Entschlossen setzt Helmut Tschiderer am oberen Ende des Stammes zu einem ersten schrägen Schnitt an. Das Heulen seiner Motorsäge erfüllt die Werkstatt, in der es nach Benzin und frischem Holz riecht. Tschiderer stellt die Säge ab und wischt mit seinen behandschuhten Händen die Sägespäne von der frisch entstandenen Fläche. Er greift zu einem Stift und dem Blatt Papier, auf dem er das Werkstück skizziert hat. Konzentriert überträgt er zuerst die Mittellinie und anschließend ein Raster auf das Holz. Der Profi weiß, dass er präzise arbeiten muss, damit aus dem groben Lärchenstamm vor ihm am Ende eine elegante Dame entsteht. Der gebürtige Tiroler, der jetzt in Graubünden in der Schweiz lebt, ist eigentlich gelernter Koch. Als er seine Berufung für die Bildhauerei entdeckt, entscheidet er sich im zweiten Bildungsweg für eine Lehre zum Bildhauer. „Die Motorsäge ist mir dann im Laufe der Zeit irgendwie passiert“, schmunzelt Tschiderer, während er einen Ausfallschritt macht und die Säge wieder startet.
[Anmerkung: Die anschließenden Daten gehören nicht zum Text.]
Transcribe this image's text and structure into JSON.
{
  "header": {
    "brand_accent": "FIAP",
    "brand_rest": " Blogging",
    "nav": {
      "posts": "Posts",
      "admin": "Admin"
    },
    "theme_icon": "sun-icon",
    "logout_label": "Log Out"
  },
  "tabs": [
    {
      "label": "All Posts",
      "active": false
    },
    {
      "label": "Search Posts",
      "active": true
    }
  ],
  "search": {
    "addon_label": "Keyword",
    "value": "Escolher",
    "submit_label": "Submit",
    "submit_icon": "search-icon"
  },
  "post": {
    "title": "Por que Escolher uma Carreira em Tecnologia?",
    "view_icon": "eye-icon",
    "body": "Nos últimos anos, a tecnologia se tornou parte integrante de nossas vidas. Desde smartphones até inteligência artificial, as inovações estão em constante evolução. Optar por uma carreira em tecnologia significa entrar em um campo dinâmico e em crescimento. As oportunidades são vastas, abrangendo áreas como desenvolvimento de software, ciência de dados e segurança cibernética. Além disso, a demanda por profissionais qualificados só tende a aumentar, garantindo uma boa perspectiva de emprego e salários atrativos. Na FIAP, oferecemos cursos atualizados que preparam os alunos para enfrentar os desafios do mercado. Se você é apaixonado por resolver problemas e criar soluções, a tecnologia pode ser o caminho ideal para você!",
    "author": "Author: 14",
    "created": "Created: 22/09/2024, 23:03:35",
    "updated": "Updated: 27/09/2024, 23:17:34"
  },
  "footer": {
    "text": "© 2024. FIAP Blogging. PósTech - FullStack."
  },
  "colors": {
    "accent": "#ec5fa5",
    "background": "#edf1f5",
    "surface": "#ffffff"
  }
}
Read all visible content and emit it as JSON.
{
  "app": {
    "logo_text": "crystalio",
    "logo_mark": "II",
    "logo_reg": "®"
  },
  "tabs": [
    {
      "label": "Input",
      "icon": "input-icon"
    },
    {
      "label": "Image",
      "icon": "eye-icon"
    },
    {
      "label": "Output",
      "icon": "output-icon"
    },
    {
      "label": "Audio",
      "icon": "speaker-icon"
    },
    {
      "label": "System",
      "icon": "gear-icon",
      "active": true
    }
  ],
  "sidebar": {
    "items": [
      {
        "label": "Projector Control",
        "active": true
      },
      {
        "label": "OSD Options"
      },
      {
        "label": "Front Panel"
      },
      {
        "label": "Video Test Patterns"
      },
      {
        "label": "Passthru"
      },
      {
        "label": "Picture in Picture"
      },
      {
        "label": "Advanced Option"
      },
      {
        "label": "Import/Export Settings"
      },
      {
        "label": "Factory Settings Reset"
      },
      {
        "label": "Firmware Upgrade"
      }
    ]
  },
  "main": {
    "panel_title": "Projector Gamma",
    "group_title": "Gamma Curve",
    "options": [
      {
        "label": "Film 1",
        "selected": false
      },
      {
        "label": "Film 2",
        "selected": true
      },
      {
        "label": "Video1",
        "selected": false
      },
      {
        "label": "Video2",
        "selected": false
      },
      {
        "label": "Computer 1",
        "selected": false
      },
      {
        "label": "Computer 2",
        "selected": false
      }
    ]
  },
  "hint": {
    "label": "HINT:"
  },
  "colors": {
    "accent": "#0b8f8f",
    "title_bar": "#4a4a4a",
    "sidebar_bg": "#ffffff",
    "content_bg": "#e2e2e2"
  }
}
Mit gezielten Schnitten entfernt er das Holz links und rechts vom späteren Kopf.
Vielfalt leben
Vor rund zehn Jahren nahm er das Schnitzen mit der Motorsäge in sein Portfolio auf. „Aber ich lebe von der Vielfalt“, weiß Tschiderer, der sich nicht nur dem Holz verschrieben hat. Er arbeitet genauso mit Stein und Marmor und gießt Skulpturen aus Bronze oder Aluminium. Figuren mit der Motorsäge schnitzt er aus vielen verschiedenen Holzarten. Tschiderer erklärt: „Grundsätzlich lässt sich jedes Holz in beliebiger Stärke verwenden, solange es nicht faul oder morsch ist.“ Er tritt einen Schritt zurück und beäugt sein Werk, das einer Frau bisher nur wenig ähnelt. Schon gestern hat er dafür ein Modell aus Ton geformt.